No fundo, não estamos vendo nada de novo. Há quem ache que a massificação é um fenômeno recente; no entanto, a história mostra que ela é um fenômeno social cíclico. A massificação não escala tão bem como muita gente imagina. Todos os grandes movimentos sociais da história foram seguidos de fragmentação. Por isso, achar que as ferramentas de comunicação em massa permitiriam uniformizar o consumo ad infinitum é um grande engano. Dentro de uma massa uniforme, as pequenas diferenças logo se destacam, atingem massa crítica, e levam ao surgimento de subgrupos e subculturas. Com o tempo a diferença se torna tão grande a ponto de se tornar incontrolável. A Internet é apenas mais um meio para que essa propriedade intrínseca dos grupos sociais se manifeste. Por isso, sejamos todos bem vindos à nossa, à sua, à nova Internet.

12 de março de 2007

A irresistível sede de comunicação

O que nos faz humanos? O que nos faz diferentes de tantas outras formas de vida? Uns dizem que é a consciência. Outros dizem que é a presença da alma. Outros dizem que é a linguagem. Qualquer que seja a resposta, o fato é que o ser humano tem uma sede irresistível por comunicação, com o mundo e com seus semelhantes. Nesse contexto, a Internet é apenas mais um meio de comunicação, em uma lista que se estende desde os primeiros rituais pré-históricos, passando pela invenção da palavra falada, até o mundo moderno. Somos ainda os mesmos animais tribais. Temos sede de nos relacionar.

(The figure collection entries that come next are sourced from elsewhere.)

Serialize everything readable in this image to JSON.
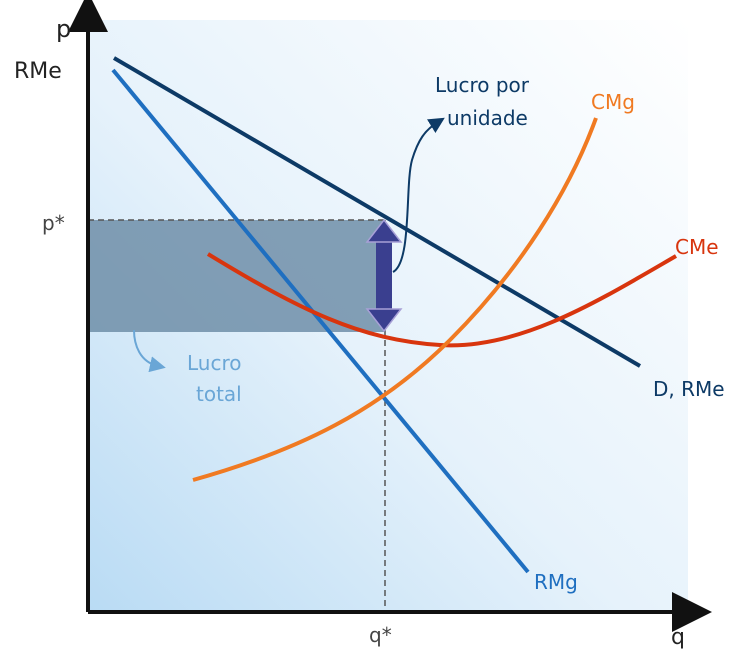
{
  "axes": {
    "y_label": "p",
    "y_sublabel": "RMe",
    "x_label": "q"
  },
  "ticks": {
    "p_star": "p*",
    "q_star": "q*"
  },
  "curves": {
    "demand": "D, RMe",
    "marginal_revenue": "RMg",
    "marginal_cost": "CMg",
    "average_cost": "CMe"
  },
  "annotations": {
    "unit_profit_line1": "Lucro por",
    "unit_profit_line2": "unidade",
    "total_profit_line1": "Lucro",
    "total_profit_line2": "total"
  },
  "colors": {
    "demand": "#0d3a66",
    "marginal_revenue": "#1f6fc0",
    "marginal_cost": "#f07a22",
    "average_cost": "#d8350e",
    "profit_area": "#6f8ea8",
    "unit_arrow": "#3a3f8f",
    "total_label": "#6aa6d6",
    "axis": "#111111",
    "tick_text": "#444444"
  }
}
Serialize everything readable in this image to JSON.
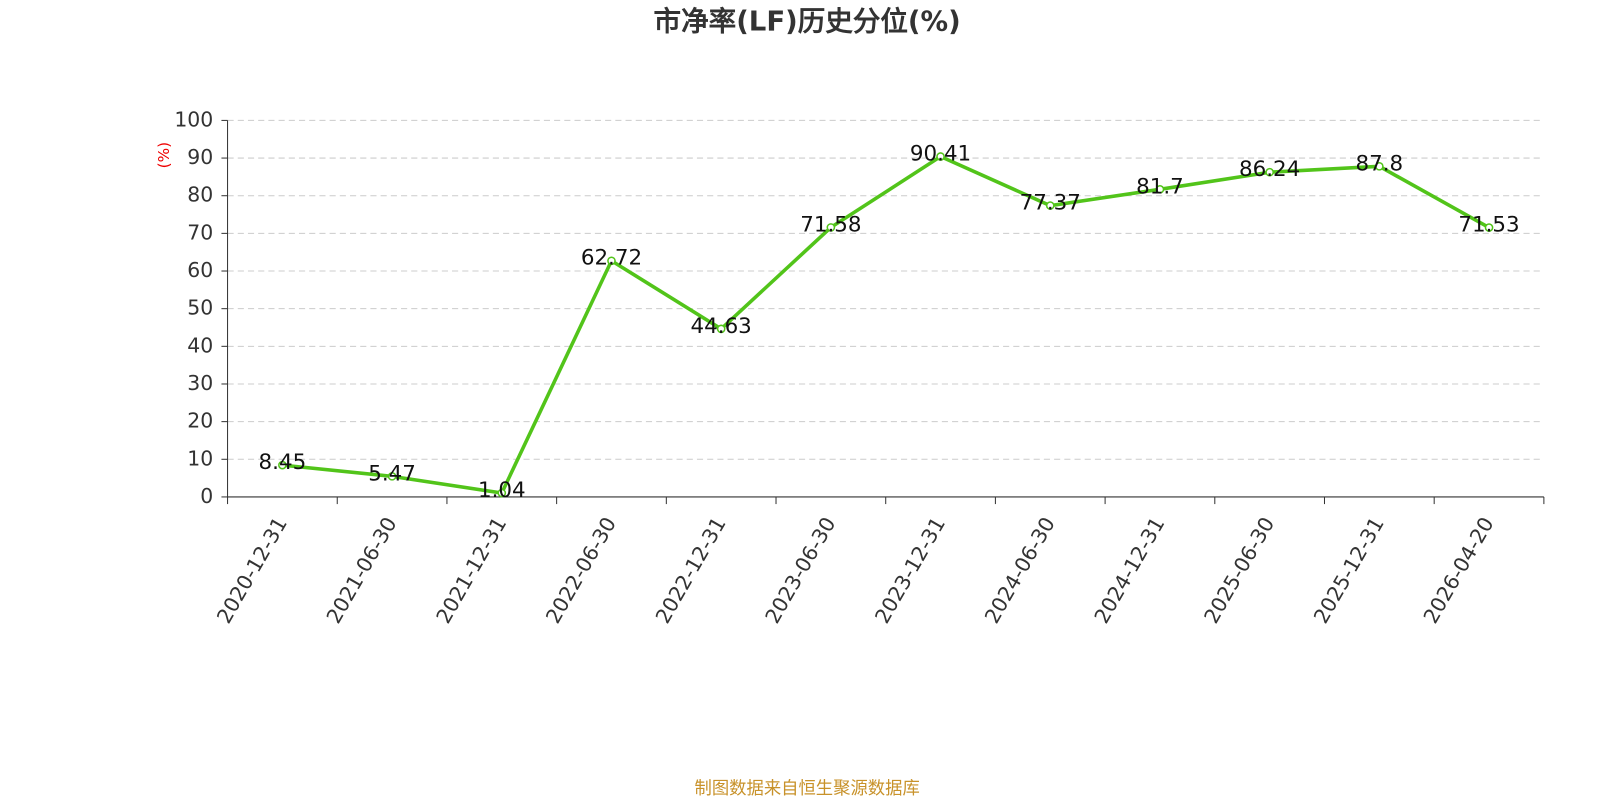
{
  "chart_data": {
    "type": "line",
    "title": "市净率(LF)历史分位(%)",
    "y_label": "(%)",
    "source": "制图数据来自恒生聚源数据库",
    "categories": [
      "2020-12-31",
      "2021-06-30",
      "2021-12-31",
      "2022-06-30",
      "2022-12-31",
      "2023-06-30",
      "2023-12-31",
      "2024-06-30",
      "2024-12-31",
      "2025-06-30",
      "2025-12-31",
      "2026-04-20"
    ],
    "values": [
      8.45,
      5.47,
      1.04,
      62.72,
      44.63,
      71.58,
      90.41,
      77.37,
      81.7,
      86.24,
      87.8,
      71.53
    ],
    "color": "#52c41a",
    "ylim": [
      0,
      100
    ],
    "yticks": [
      0,
      10,
      20,
      30,
      40,
      50,
      60,
      70,
      80,
      90,
      100
    ],
    "grid": true
  }
}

O curioso é que esta sede, de tão onipresente, passa muitas vezes despercebida. Empresários, engenheiros e marqueteiros investem incontáveis horas criando novos modelos de negócio em telecomunicações. Muitos desses modelos se centram em outras necessidades do ser humano. O desejo de status; a busca do entretenimento, da diversão; a necessidade de informação. Porém, nessa busca, a necessidade primária do ser humano é muitas vezes relegada a segundo plano.

Acho curioso ver empresas de telecomunicações e tecnologia investindo milhões para desenvolver novos negócios, envolvendo mídia digital, quando o próprio negócio de comunicação inter-pessoal ainda poderia render muitos dividendos. Acho que é um pouco como aquela história do patrício que perdeu as chaves no meio da rua e estava procurando debaixo do poste, porque lá tinha mais luz. Pensar no negócio de conteúdo é tentador porque envolve glamour, envolve status, e também porque é aparentemente mais simples, porque toda comunicação é unilateral. A indústria de Hollywood é a luz embaixo do poste.

Pensar no negócio da comunicação inter-pessoal é mais complicado, e também mais arriscado. Não há como controlar o conteúdo envolvido. A mesma rede que usamos para conversar com nossos parentes distantes sustenta a Al Qaeda. Porém, a sede de comunicação do ser humano é inextinguível.

Fica portanto uma idéia para as operadoras de telecomunicações: esqueçam o conteúdo. Pensem nos seus usuários. Pensem no que eles precisam para se comunicar. Tornem a experiência agradável. Tornem os sistemas convenientes de usar. Facilitem a vida das pessoas. Deixem que elas encontrem-se umas às outras. Permita a elas que multipliquem sua rede de relacionamento. Elas vão se comunicar, como tem feito desde que o homem veio ao mundo. O efeito de rede será avassalador.